As the level of storage increases, it allows greater penetration of renewable sources by helping to balance the ups and downs of variable production. In the scenarios with less stringent greenhouse emission constraints, additional storage lets wind and solar eat into nuclear's share of generation. When the emissions constraints tighten, the natural gas has to go. Storage is most valuable when the emissions limits are most stringent.

Different types of storage also help different types of renewables. The short-duration storage, which acts as a stand-in for the lithium-ion technologies that hold a charge for a couple hours, work better with a higher amount of solar energy.

That symbiosis has a limit, however. If solar production exceeds a certain threshold, short-term storage won’t be able to hold the surplus energy for long enough to be of use.

“You have a wider peak to lop off and move into the afternoon, and then you might want to be able to absorb energy over a longer period of time because that excess solar comes not just over an hour or two hours, but maybe over four or five,” Jenkins noted.

Wind might build up a lot of excess production when there isn’t much demand, like in the middle of the night. That calls for longer-duration storage, like pumped hydro, to hold onto the electricity for up to 10 hours until the grid can use it.

It's worth noting a few limitations of the study. The authors employed green field modeling -- meaning they built the Texas grid from scratch. In the real world, of course, there are different costs associated with shutting down plants early. Alternatively, places that have already invested heavily in renewables might see lower costs associated with expanding them.

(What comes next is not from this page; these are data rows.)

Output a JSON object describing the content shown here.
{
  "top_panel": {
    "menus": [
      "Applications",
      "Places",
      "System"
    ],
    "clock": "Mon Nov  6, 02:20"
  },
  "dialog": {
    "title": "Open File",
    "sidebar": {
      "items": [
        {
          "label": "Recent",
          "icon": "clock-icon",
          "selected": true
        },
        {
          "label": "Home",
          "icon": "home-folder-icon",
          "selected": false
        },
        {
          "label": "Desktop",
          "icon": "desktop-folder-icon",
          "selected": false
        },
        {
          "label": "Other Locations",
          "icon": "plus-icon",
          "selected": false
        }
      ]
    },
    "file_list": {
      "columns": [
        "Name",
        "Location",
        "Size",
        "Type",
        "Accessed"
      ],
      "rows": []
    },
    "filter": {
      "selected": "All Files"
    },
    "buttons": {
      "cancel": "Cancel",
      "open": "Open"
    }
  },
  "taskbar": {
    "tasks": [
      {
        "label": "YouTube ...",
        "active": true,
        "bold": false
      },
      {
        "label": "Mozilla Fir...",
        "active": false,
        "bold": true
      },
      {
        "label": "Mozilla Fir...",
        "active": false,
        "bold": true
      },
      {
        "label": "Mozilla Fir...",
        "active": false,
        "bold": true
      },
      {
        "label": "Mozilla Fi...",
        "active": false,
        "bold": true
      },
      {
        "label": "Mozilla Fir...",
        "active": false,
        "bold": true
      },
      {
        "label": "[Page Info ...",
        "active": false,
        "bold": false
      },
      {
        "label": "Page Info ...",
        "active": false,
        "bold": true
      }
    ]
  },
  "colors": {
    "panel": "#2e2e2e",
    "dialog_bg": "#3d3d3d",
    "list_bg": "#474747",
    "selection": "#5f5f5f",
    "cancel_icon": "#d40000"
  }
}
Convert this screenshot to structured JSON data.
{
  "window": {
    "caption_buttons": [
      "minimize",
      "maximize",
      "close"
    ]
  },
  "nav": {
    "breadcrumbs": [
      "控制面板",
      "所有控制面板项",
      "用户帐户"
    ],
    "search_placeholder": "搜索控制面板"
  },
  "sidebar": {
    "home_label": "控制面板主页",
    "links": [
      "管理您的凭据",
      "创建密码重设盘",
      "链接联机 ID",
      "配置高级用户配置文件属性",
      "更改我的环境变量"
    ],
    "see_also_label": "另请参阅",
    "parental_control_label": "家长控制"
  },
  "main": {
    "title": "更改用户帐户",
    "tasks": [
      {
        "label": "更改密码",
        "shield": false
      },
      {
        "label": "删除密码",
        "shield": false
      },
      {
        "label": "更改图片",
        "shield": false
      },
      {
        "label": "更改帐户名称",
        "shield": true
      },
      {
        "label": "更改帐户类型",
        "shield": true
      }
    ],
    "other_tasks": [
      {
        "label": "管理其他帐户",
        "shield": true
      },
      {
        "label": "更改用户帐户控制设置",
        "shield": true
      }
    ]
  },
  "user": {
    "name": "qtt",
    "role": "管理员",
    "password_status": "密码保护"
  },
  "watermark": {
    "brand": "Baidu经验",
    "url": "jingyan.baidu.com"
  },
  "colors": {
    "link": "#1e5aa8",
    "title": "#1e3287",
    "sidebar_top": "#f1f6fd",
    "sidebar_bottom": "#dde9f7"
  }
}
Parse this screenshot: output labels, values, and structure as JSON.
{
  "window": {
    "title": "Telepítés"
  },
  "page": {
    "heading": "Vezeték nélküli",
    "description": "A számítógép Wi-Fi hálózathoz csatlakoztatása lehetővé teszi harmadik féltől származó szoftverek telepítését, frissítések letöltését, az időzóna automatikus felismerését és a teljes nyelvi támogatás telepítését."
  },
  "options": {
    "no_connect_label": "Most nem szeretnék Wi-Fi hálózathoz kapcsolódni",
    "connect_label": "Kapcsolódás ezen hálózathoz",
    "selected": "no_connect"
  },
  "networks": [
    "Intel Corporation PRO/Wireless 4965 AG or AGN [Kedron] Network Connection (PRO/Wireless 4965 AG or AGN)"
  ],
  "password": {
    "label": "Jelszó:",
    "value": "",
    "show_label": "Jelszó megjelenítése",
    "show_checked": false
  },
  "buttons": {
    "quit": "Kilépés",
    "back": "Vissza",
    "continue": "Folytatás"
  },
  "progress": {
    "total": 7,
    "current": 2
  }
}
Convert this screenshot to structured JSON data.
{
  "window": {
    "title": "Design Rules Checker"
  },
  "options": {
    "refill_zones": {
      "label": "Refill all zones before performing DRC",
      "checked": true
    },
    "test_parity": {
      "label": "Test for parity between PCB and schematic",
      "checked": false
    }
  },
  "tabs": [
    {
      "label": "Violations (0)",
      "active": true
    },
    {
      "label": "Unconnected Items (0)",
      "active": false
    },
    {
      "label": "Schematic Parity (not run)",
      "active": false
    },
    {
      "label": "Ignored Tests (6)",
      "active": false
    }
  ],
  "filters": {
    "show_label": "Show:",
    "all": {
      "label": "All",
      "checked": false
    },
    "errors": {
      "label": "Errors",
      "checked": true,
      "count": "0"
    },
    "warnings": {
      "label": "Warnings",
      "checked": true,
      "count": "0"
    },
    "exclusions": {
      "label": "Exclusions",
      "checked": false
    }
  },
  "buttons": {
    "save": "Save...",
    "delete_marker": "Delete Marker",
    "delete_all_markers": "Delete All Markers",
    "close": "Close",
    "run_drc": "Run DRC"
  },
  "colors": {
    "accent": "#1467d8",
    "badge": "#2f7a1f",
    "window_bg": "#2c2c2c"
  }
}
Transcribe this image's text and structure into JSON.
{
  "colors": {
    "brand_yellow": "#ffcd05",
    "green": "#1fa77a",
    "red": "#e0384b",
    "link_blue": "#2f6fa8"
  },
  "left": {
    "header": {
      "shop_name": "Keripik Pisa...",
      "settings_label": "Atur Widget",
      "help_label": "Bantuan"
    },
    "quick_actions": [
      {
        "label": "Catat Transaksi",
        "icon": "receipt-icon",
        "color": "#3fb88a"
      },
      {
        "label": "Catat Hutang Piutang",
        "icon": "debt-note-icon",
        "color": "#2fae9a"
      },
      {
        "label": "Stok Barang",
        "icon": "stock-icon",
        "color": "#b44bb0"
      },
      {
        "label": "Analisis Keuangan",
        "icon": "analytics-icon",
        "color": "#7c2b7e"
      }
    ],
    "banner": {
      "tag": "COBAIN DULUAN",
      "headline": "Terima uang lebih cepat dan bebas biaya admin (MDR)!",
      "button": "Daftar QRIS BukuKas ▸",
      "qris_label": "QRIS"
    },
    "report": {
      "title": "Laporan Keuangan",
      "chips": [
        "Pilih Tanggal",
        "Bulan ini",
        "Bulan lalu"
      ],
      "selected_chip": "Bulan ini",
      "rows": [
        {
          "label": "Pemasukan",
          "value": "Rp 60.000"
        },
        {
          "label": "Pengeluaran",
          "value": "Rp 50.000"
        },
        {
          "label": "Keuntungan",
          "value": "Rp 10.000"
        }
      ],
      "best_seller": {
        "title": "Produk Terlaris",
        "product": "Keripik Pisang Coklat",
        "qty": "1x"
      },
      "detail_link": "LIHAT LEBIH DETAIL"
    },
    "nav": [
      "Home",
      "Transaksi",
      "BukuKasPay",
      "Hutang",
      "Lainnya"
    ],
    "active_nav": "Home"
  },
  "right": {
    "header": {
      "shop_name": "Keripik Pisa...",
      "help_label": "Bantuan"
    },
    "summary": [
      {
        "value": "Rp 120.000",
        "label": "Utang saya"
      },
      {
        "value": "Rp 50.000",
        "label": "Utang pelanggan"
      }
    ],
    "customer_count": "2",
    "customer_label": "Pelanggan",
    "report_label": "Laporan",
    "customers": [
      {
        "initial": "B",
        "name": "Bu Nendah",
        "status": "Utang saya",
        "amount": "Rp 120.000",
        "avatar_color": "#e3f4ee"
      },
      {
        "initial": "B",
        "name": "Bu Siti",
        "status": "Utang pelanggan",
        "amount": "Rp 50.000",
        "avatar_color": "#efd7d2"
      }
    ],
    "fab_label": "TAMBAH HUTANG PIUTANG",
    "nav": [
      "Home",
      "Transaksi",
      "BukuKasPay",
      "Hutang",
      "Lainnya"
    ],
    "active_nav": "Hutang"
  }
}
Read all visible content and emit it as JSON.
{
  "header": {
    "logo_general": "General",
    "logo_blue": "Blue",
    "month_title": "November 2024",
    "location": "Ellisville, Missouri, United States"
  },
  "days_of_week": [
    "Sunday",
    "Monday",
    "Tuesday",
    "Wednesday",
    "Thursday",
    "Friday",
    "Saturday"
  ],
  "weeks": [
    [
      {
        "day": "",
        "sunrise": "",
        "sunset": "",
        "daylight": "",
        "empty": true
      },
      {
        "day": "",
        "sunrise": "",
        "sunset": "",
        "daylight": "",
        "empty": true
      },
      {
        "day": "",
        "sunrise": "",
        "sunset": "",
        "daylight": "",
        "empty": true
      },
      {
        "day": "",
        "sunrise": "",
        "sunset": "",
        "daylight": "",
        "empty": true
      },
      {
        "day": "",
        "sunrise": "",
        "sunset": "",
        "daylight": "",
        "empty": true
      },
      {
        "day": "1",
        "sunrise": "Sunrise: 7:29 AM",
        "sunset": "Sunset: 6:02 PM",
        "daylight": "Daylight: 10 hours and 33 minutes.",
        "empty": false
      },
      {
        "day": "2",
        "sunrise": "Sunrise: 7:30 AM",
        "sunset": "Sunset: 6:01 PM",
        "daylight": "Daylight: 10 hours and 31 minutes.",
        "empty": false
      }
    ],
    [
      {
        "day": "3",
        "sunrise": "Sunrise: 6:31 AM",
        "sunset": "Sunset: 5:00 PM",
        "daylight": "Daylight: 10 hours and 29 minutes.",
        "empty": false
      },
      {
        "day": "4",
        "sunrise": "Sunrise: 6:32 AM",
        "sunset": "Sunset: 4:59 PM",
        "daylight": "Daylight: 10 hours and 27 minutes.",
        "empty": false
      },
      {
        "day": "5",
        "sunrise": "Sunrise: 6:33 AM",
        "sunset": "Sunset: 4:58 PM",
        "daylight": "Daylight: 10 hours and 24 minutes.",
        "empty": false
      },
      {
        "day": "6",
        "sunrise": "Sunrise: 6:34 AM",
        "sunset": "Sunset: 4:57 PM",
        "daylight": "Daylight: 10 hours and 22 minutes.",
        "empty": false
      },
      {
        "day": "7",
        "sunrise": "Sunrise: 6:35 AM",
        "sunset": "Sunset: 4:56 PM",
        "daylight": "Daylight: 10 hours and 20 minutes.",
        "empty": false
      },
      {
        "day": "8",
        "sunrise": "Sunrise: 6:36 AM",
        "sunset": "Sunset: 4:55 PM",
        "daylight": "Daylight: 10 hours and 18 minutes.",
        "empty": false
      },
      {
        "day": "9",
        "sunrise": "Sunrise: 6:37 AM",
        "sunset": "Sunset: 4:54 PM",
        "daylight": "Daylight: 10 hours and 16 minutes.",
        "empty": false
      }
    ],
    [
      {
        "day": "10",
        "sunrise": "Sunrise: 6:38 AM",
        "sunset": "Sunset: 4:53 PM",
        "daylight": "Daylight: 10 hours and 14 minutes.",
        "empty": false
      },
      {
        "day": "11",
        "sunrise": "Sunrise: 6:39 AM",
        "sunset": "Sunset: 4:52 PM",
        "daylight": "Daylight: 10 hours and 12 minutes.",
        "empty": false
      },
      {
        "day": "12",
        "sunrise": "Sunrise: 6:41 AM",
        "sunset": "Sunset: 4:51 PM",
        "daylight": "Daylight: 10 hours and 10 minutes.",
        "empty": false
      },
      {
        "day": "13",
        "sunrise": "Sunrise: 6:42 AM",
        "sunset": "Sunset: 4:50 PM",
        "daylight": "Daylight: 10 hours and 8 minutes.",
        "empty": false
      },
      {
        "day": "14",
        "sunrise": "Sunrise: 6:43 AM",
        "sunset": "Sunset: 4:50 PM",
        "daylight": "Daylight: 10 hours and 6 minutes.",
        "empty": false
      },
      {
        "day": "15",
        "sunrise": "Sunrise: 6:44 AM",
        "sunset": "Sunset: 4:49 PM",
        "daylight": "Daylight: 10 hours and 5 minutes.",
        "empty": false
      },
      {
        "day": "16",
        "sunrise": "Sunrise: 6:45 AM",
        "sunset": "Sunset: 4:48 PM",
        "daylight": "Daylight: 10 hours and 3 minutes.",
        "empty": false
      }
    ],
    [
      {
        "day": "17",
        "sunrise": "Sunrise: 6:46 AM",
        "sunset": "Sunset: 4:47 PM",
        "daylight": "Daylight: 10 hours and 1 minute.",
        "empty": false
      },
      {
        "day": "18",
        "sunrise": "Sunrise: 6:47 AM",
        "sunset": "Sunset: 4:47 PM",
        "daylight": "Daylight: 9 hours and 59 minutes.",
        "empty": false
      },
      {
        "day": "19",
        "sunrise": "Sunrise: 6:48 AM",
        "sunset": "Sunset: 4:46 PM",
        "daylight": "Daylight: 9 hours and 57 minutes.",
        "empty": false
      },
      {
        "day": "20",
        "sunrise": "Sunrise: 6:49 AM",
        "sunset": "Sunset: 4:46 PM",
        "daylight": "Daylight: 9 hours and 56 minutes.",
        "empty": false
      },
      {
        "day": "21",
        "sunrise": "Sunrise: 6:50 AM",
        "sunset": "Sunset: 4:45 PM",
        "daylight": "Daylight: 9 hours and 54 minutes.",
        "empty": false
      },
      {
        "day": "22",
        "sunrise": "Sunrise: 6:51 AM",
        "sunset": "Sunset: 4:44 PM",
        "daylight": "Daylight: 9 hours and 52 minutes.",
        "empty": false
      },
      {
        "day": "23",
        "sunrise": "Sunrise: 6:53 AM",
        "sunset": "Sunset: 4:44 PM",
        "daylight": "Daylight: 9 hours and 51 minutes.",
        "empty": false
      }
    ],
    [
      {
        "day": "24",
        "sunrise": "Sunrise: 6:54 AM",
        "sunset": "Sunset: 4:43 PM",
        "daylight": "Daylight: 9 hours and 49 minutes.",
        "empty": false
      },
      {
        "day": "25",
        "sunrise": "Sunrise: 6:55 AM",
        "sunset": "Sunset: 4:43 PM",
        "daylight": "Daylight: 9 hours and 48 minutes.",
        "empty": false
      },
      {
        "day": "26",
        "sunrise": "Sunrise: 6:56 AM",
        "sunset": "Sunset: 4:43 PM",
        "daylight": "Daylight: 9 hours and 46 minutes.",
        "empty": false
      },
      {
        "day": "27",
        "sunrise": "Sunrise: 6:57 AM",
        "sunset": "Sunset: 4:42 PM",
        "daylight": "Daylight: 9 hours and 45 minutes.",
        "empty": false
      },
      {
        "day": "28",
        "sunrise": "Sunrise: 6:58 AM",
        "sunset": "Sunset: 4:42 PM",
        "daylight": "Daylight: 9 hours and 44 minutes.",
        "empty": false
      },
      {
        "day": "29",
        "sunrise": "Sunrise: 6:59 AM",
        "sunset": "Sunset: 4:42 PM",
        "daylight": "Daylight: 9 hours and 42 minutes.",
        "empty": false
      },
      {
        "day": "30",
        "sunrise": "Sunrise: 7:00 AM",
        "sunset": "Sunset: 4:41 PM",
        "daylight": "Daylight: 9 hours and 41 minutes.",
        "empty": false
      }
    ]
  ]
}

The study adopts price estimates for clean energy technologies from the Department of Energy, but it's possible that real prices fall faster than those predictions.

Lastly, the study does not examine network values for storage, such as relieving stress on congested transmission and distribution lines. That's because, as Jenkins noted, he's interested in the broader value of storage beyond highly localized benefits. That said, storage for peak load reduction is cheaper than new transmission or distribution infrastructure, and will play an significant role in storage growth in the near term.

"That’s going to be the niche that storage scales up in over the next couple decades, because it’s really a high-value opportunity for storage, and, given current storage costs relative to the system-wide value that I’m looking at in this study, storage really needs that kind of additional revenue to make economic sense outside of policy supports," Jenkins said.

The future grid takes shape

The modeling, taken together with previous work by Jenkins and others, suggests three key archetypal energy sources needed for a cost-effective low-carbon grid: a flexible, zero-carbon baseload; fuel-saving, variable renewables; and a highly flexible source that can ramp up on demand for peak events.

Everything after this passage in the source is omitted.